A street scene in Old Town where a man beds down in a doorway, protected from view by his wheelchair.
Photo by Israel Bayer

Staff reports

Outreach workers from organizations throughout Portland and Multnomah County will be out at the end of January trying to determine exactly how many people are homeless in this area.

The work is in partnership with Portland and Multnomah County to compile both the numbers and demographics of people experiencing homelessness, from the Columbia Gorge to the floating camps on the Willamette River. The date for the one-night count is Jan. 30, however people will be surveyed on their sleeping status for that night through the week.

The homeless count is conducted to learn more about the individuals and families experiencing homelessness who are unsheltered. The report is federally mandated and happens in communities around the U.S. throughout 2013.

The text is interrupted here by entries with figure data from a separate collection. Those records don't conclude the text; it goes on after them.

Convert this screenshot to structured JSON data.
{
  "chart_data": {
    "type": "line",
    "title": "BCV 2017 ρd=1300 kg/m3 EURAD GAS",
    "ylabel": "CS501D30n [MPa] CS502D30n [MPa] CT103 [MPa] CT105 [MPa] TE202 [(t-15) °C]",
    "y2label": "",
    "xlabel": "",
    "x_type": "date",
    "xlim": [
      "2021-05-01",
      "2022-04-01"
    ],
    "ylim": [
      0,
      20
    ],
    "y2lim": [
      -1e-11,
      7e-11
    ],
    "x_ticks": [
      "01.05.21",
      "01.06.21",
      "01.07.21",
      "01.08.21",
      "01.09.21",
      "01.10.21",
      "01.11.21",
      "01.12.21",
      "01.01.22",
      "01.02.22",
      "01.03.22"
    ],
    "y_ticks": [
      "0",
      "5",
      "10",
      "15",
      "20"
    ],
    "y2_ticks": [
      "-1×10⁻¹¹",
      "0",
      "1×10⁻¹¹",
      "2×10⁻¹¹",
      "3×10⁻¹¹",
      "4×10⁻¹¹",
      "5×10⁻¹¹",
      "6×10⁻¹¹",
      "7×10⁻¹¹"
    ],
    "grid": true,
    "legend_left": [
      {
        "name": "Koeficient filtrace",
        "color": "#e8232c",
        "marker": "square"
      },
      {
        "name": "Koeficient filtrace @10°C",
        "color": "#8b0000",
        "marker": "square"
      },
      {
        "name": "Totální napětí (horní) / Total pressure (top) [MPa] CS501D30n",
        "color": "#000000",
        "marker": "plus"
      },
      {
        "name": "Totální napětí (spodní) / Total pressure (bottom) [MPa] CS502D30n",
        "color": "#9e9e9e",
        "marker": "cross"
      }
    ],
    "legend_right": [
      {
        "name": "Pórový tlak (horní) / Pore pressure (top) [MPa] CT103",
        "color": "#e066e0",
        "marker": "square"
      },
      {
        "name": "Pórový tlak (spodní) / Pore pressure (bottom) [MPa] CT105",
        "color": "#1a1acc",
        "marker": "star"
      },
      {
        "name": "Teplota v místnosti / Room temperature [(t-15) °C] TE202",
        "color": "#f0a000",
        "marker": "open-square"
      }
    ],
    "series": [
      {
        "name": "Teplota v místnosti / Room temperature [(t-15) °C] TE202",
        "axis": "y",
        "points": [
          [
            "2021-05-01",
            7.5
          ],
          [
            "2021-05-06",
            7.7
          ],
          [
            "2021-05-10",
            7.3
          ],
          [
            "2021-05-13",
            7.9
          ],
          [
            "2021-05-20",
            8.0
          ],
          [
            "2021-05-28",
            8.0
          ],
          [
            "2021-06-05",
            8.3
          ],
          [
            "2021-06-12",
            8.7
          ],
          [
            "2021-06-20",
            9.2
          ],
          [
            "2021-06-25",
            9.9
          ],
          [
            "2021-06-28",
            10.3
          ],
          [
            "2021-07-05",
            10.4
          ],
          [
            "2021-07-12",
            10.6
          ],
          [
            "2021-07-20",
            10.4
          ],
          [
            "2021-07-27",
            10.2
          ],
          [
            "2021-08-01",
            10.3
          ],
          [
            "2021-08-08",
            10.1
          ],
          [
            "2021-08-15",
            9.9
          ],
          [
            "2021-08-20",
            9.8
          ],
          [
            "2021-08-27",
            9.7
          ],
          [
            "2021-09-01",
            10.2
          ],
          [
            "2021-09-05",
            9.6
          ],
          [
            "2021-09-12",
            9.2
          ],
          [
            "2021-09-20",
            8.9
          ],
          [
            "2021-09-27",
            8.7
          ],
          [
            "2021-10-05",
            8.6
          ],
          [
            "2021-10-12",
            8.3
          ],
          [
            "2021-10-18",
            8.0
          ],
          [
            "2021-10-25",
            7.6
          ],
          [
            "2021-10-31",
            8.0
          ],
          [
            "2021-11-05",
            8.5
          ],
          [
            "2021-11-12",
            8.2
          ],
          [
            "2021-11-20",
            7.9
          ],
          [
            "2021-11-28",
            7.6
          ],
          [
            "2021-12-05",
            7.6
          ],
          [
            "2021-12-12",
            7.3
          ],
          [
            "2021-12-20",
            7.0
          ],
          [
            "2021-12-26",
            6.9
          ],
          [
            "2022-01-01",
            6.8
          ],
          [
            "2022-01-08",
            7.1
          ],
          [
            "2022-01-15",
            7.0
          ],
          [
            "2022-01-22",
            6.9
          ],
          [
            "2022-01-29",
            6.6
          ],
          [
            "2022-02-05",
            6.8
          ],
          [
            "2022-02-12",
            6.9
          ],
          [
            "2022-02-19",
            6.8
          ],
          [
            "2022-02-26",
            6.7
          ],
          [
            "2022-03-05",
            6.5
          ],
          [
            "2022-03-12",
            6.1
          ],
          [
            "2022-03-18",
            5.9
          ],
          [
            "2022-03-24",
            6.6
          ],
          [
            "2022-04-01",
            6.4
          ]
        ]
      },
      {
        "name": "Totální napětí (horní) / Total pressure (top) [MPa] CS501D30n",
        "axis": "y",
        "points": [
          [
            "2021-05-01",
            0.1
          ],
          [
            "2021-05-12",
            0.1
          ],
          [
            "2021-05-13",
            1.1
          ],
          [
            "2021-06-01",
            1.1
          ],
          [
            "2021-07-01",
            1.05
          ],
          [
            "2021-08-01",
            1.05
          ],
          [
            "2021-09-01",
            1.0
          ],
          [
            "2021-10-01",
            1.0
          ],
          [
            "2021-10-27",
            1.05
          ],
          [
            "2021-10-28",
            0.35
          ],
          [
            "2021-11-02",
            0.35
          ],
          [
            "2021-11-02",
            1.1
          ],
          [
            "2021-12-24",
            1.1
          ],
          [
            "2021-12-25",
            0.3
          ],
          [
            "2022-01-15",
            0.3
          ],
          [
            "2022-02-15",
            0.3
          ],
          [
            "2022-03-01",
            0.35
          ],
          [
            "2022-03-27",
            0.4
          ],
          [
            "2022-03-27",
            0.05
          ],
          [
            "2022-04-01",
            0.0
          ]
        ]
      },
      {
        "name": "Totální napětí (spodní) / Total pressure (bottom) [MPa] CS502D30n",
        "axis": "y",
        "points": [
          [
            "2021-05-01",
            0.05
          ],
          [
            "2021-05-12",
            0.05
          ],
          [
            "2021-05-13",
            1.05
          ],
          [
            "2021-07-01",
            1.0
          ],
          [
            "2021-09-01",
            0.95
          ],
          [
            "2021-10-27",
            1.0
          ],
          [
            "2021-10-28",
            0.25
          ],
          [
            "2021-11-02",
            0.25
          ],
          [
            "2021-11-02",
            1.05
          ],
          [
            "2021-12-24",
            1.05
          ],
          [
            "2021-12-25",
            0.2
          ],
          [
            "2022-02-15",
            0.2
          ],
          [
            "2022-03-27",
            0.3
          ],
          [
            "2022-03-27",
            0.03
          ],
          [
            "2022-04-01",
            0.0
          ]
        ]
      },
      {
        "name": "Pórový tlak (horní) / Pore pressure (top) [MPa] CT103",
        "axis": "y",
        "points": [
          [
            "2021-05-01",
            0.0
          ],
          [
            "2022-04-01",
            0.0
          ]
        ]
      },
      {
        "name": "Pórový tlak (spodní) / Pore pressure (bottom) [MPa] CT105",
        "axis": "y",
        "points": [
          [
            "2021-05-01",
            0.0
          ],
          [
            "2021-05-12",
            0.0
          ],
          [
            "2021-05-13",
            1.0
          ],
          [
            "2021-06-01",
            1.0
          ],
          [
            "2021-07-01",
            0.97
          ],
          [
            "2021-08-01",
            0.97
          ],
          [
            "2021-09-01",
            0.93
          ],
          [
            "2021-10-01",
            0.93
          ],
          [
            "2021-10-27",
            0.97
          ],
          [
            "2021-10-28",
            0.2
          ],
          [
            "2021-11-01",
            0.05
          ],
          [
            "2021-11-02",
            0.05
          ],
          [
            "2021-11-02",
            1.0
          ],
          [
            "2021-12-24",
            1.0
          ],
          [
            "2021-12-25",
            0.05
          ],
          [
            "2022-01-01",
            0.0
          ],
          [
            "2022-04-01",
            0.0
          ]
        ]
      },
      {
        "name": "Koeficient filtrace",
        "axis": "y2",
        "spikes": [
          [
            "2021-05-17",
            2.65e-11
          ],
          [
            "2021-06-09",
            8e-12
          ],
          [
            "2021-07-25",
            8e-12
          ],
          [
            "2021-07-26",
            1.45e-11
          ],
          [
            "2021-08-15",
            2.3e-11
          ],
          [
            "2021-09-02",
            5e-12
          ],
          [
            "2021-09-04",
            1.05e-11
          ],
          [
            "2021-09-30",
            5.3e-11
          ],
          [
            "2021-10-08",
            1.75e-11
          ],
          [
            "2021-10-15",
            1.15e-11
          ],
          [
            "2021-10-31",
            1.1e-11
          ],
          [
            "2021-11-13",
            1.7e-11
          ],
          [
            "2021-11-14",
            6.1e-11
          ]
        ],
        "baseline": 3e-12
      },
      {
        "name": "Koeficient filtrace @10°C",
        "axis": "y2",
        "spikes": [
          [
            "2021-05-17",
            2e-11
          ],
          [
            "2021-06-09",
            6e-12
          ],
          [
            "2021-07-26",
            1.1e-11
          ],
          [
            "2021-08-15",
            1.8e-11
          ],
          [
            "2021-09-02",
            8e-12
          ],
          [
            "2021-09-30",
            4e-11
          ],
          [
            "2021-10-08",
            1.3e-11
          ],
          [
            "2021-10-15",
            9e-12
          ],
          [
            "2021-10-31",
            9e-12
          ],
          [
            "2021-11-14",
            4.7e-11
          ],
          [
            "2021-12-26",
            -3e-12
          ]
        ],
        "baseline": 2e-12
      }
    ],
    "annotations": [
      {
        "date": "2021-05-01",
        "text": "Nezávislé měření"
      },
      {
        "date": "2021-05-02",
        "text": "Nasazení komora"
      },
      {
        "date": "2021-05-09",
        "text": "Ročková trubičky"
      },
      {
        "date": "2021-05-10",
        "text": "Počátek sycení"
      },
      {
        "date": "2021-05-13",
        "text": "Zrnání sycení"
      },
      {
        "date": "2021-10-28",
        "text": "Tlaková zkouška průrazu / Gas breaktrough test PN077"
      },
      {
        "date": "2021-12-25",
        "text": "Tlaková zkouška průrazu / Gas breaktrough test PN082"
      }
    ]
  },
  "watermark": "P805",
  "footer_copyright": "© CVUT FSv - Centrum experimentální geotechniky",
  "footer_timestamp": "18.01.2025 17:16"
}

“The street count is a snapshot of homelessness in our community,” says housing commissioner Nick Fish. “Knowledge is power — the better we understand the challenge facing us, the better we can respond.”

The count captures those sleeping outside – on the street, in a car or abandoned building. In combination with the One-Night Shelter Count, which is conducted on the same night, the homeless count provides information on scope of homelessness and the need for services. The shelter count gathers information on people sleeping in or turned away from emergency shelters, motels, and transitional housing.

The homeless and shelter count is coming at a time when Multnomah County and the City of Portland are updating the 10-year plan to end homelessness. The updated plan will look at a broader population of people to target for housing, specifically families experiencing homelessness.

Generally accepted as an undercount, the 2011 one-night count tallied more than 4,600 people who were homeless. Nearly half were families with children, a 35 percent increase over the previous count in 2009.

Meanwhile, the city’s financial crunch has the Portland Housing Bureau contemplating a 10 percent reduction in its housing and homeless service programs.